O Telegram já havia insistido anteriormente que sua moderação está "dentro dos padrões da indústria e em constante melhoria".
Mas, diferentemente de todas as outras redes sociais, ele não está inscrito em programas como o CyberTipline, do NCMEC, que tem mais de 1,6 mil empresas de internet registradas.
O Telegram foi fundado na Rússia, mas agora está sediado em Dubai, nos Emirados Árabes Unidos, onde Durov mora.
A grande maioria das denúncias de material de abuso sexual infantil online vem de gigantes da tecnologia e redes sociais, incluindo: Facebook, Google, Instagram, TikTok, Twitter (atual X), Snapchat e WhatsApp.
A BBC apurou que o NCMEC pediu repetidamente ao Telegram para aderir (à iniciativa), no intuito de ajudar a combater o material de abuso sexual infantil (CSAM, na sigla em inglês) online, mas a plataforma ignorou as solicitações.
A BBC entrou em contato com o Telegram para comentar sobre sua recusa em aderir aos programas de proteção à criança.

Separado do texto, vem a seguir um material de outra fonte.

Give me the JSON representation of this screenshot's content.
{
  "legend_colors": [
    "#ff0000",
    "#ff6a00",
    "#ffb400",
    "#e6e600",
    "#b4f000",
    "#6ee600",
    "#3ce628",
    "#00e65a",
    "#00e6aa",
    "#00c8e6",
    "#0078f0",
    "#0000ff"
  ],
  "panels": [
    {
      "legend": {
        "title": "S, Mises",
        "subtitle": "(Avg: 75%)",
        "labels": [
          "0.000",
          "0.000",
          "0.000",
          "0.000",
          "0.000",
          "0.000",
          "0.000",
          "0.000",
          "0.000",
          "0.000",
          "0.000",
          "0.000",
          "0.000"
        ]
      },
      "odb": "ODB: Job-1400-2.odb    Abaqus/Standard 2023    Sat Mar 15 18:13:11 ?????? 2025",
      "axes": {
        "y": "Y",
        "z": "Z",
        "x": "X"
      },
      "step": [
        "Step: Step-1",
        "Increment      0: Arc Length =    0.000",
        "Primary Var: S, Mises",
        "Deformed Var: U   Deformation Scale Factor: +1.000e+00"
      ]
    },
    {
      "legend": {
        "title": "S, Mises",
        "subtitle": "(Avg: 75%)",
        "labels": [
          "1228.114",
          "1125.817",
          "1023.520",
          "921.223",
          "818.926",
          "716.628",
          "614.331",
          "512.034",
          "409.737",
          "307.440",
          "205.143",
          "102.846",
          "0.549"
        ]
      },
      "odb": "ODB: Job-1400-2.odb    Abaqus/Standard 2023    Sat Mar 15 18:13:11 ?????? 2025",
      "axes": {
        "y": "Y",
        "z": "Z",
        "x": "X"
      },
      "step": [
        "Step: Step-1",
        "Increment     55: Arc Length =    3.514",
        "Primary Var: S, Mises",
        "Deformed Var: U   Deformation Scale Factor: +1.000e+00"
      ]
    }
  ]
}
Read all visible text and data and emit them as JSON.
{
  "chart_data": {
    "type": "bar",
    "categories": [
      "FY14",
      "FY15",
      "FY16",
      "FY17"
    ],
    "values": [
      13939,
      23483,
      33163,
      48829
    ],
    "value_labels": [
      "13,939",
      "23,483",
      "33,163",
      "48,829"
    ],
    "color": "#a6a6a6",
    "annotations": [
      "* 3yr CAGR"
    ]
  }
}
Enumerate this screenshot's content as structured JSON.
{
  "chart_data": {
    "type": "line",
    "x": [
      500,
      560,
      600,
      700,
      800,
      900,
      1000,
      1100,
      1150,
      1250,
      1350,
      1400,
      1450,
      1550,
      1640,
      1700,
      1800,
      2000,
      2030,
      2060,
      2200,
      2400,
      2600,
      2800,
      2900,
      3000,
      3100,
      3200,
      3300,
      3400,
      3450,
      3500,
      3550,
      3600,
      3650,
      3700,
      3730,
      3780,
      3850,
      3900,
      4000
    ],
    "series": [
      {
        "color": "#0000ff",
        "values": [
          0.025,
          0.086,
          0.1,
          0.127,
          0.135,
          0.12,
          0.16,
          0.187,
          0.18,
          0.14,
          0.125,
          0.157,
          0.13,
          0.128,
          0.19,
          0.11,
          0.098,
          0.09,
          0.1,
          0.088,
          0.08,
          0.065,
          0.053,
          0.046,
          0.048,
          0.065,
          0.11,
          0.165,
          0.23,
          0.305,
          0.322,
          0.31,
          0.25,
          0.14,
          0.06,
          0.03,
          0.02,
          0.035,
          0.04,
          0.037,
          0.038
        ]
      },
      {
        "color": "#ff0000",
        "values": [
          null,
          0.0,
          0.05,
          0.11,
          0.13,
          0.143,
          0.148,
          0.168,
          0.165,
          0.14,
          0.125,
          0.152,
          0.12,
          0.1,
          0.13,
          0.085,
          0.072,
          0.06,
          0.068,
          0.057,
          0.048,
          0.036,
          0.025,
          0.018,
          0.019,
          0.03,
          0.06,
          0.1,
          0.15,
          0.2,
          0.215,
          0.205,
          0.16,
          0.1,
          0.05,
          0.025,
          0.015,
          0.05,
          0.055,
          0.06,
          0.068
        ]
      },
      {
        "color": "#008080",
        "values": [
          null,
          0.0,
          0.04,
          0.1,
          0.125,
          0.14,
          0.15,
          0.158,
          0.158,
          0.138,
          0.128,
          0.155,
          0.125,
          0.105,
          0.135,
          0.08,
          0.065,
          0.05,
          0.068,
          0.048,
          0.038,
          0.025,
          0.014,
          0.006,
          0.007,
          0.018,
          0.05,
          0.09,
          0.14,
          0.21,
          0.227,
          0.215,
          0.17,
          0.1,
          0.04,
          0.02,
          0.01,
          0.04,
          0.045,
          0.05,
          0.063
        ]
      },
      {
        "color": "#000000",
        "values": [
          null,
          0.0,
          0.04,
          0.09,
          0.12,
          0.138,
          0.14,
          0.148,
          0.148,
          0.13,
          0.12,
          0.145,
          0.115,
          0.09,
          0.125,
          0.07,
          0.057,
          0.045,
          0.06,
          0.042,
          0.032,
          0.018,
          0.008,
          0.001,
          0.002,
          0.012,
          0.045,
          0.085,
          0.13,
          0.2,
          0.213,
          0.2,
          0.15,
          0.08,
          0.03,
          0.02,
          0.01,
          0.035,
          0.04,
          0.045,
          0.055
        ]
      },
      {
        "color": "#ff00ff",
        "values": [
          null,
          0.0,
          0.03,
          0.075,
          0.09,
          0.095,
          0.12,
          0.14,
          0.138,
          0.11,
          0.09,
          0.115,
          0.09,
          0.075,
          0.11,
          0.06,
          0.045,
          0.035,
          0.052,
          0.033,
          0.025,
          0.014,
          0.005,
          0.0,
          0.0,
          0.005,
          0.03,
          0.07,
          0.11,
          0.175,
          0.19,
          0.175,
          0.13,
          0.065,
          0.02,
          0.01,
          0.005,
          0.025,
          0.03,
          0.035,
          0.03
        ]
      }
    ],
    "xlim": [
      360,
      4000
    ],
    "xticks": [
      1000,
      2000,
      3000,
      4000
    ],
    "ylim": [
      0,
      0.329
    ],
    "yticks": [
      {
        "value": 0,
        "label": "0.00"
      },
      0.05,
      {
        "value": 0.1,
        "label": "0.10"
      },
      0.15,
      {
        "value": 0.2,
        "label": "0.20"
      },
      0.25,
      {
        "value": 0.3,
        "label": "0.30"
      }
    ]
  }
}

Anteriormente, a empresa disse que é "absurdo alegar que uma plataforma ou seu proprietário são responsáveis por abusos dessa plataforma".
O Telegram também não faz parte do programa TakeItDown, que trabalha para remover a chamada pornografia de vingança.
Snapchat, Facebook, Instagram, Threads, TikTok, Pornhub e OnlyFans são todos membros do programa, que usa o chamado valor hash (uma espécie de impressão digital na forma de um código numérico) para procurar imagens e vídeos em suas plataformas públicas ou não criptografadas.
O Telegram também adota um sistema incomum para a imprensa em geral. A forma de contato é por meio de um bot (robô) automatizado no aplicativo. A BBC entrou em contato com o bot e não recebeu resposta. Há um endereço de e-mail não divulgado para consultas de imprensa, para o qual a BBC News enviou um e-mail, mas ainda não recebeu uma resposta.
Em junho, Pavel Durov disse ao jornalista Tucker Carlson que ele emprega apenas "cerca de 30 engenheiros" para administrar sua plataforma.